Hoy es el día del padre. El día en el que celebramos al que según Freud se supone que es el primer amor de tu vida, o tu primer gran enemigo.


En mi caso, fue ambas. Durante mi niñez, mi padre fue mi cómplice, mi dealer de dulces a escondidas de mi mamá, el que me defendía de que ella me quería meter a bañar cuando yo quería seguir jugando en la tierra. Me gustaba ir los domingos con él a hacer el súper e ir al palacio a ver a los viejitos bailar. Hasta me atrevería a decir que era mi favorito en ese entonces.


Después, llegó la pubertad. Yo estaba creciendo, aprendiendo cosas nuevas, empezando a preocuparme por mi bienestar y mi apariencia. Creo que esto no le cayó muy bien a mi papá. Quizás pensó que sería su niñita para siempre.


Y así fue como nuestra relación pasó de ser arcoiris y unicornios a ser un infierno toda mi adolescencia.

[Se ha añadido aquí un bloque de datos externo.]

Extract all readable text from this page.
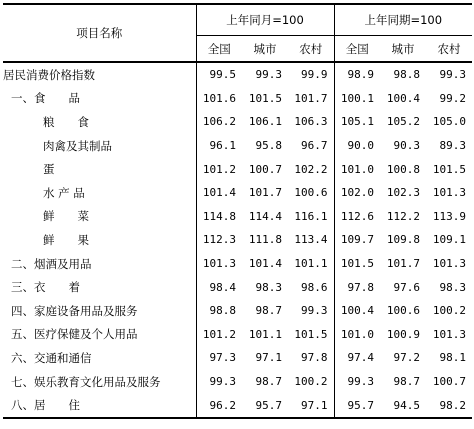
项目名称	上年同月=100			上年同期=100		
	全国	城市	农村	全国	城市	农村
居民消费价格指数	99.5	99.3	99.9	98.9	98.8	99.3
一、食　　品	101.6	101.5	101.7	100.1	100.4	99.2
粮　　食	106.2	106.1	106.3	105.1	105.2	105.0
肉禽及其制品	96.1	95.8	96.7	90.0	90.3	89.3
蛋	101.2	100.7	102.2	101.0	100.8	101.5
水 产 品	101.4	101.7	100.6	102.0	102.3	101.3
鲜　　菜	114.8	114.4	116.1	112.6	112.2	113.9
鲜　　果	112.3	111.8	113.4	109.7	109.8	109.1
二、烟酒及用品	101.3	101.4	101.1	101.5	101.7	101.3
三、衣　　着	98.4	98.3	98.6	97.8	97.6	98.3
四、家庭设备用品及服务	98.8	98.7	99.3	100.4	100.6	100.2
五、医疗保健及个人用品	101.2	101.1	101.5	101.0	100.9	101.3
六、交通和通信	97.3	97.1	97.8	97.4	97.2	98.1
七、娱乐教育文化用品及服务	99.3	98.7	100.2	99.3	98.7	100.7
八、居　　住	96.2	95.7	97.1	95.7	94.5	98.2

Mi papá fue el primer tóxico en mi vida. Mi primer gaslighter. Mi primer "ay, ya vas a empezar". El que se burlaba cuando lloraba. Y claro, las agresiones verbales y físicas no faltaron.

Todo esto detonó una profunda depresión en mí. Mi papá era un monstruo, lo odiaba, y a veces deseaba que se muriera.


Mi papá como muchos otros de su generación no supo enfrentar sus propios demonios, así que él se convirtió en uno, no sólo en mi vida, sino en la de toda mi familia.


¿Qué sería de nuestra salud mental si las personas que nos lastiman le hicieran frente a sus problemas antes de proyectarlos en sus hijos? ¿Por qué es tan difícil deconstruir la cultura de que ir a terapia es de "locos" o "débiles", y de que los hombres no deben mostrar vulnerabilidad? Adjunto un meme muy relevante:


Volviendo a mi sob story...


No queda más que verle el lado positivo a esto. Le agradezco haberme enseñado la clase de persona que nunca quiero ser. Y sí, admito que a veces he actuado como él, y no ha sido hasta que es demasiado tarde que me he dado cuenta. Los demonios que el proyectó en mí a veces se quieren apoderar de mí, pero el pequeño niño asustado que vive dentro de mí ha desarrollado la fuerza para someterlos y no dejar que ganen.


Si hay otra cosa que agradecerle a estas pobres figuras paternas o maternas, es la resiliencia que nos hacen desarrollar. Creo que nuestro corazón se pone más fit con cada llorada, hasta que por fin alcanzamos a entender que estas personas nos hieren porque ellos están heridos, y déjamos de creernos sus insultos o nos armamos de valor para defendernos.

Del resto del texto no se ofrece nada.